Step 3: You will discuss your thoughts on your book with the members of your group during class on 11/25/13.
Step 4: Based on your own notes and your group discussion, write your book review in the form of a new blog post of around 1000 words. This must be posted by midnight on 12/1/13. It must be tagged with “review” and your group name. You should credit and hyperlink to your fellow group members’ notes when you find yourself utilizing their ideas. As always you should also credit and hyperlink to course authors when you use their words and ideas.
Evaluation criteria for final book review (75 points)
_____ Summarizes structure and content of the book, briefly (10)
_____ Provides insightful, original critique (10)
_____ Demonstrates mastery of a variety of course concepts (20)
_____ Appropriately references course authors (10)

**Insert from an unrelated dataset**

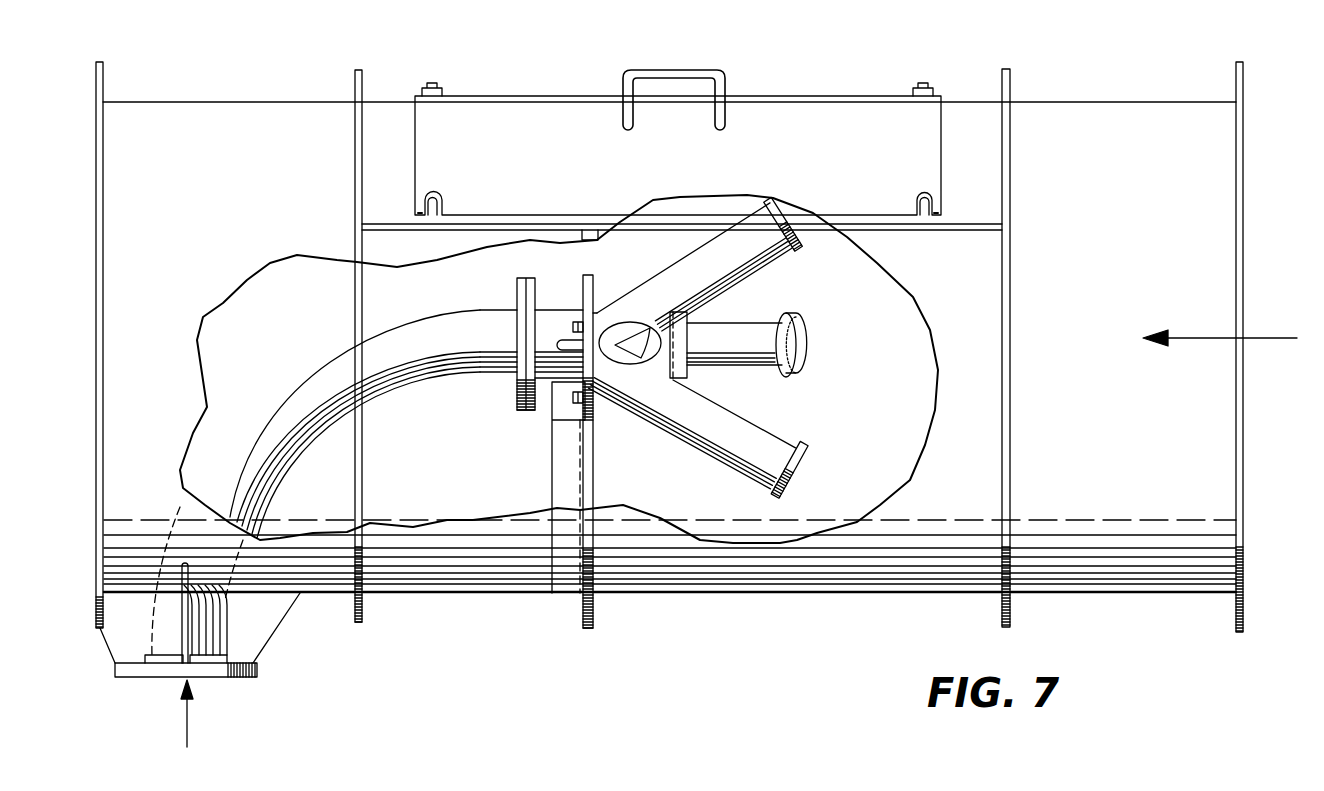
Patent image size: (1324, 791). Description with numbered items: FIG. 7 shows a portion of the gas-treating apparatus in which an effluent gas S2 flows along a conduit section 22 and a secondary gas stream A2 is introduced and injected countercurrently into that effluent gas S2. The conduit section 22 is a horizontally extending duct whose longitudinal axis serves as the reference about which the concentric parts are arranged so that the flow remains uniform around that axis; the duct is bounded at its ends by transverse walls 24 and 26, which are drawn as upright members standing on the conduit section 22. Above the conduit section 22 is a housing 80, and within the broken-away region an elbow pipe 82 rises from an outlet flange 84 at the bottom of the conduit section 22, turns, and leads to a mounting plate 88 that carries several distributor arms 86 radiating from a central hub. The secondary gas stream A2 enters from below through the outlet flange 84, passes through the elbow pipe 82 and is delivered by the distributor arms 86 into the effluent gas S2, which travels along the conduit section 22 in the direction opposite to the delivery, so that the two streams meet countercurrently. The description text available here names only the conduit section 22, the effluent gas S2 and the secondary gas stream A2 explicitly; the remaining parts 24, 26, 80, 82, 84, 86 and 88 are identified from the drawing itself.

_____ Appropriate use of hyperlinks (10)
_____ Polished writing; no typos, grammatical, or spelling mistakes (10)
_____ At least 1000 words in length (5)
The final exam will be in-class (sorry!) and essay format. It will be open note, but you must print out any notes you want to use (you won’t be able to use electronic devices during the exam). The exam will be based on your notes from your book review and from the last two weeks of class.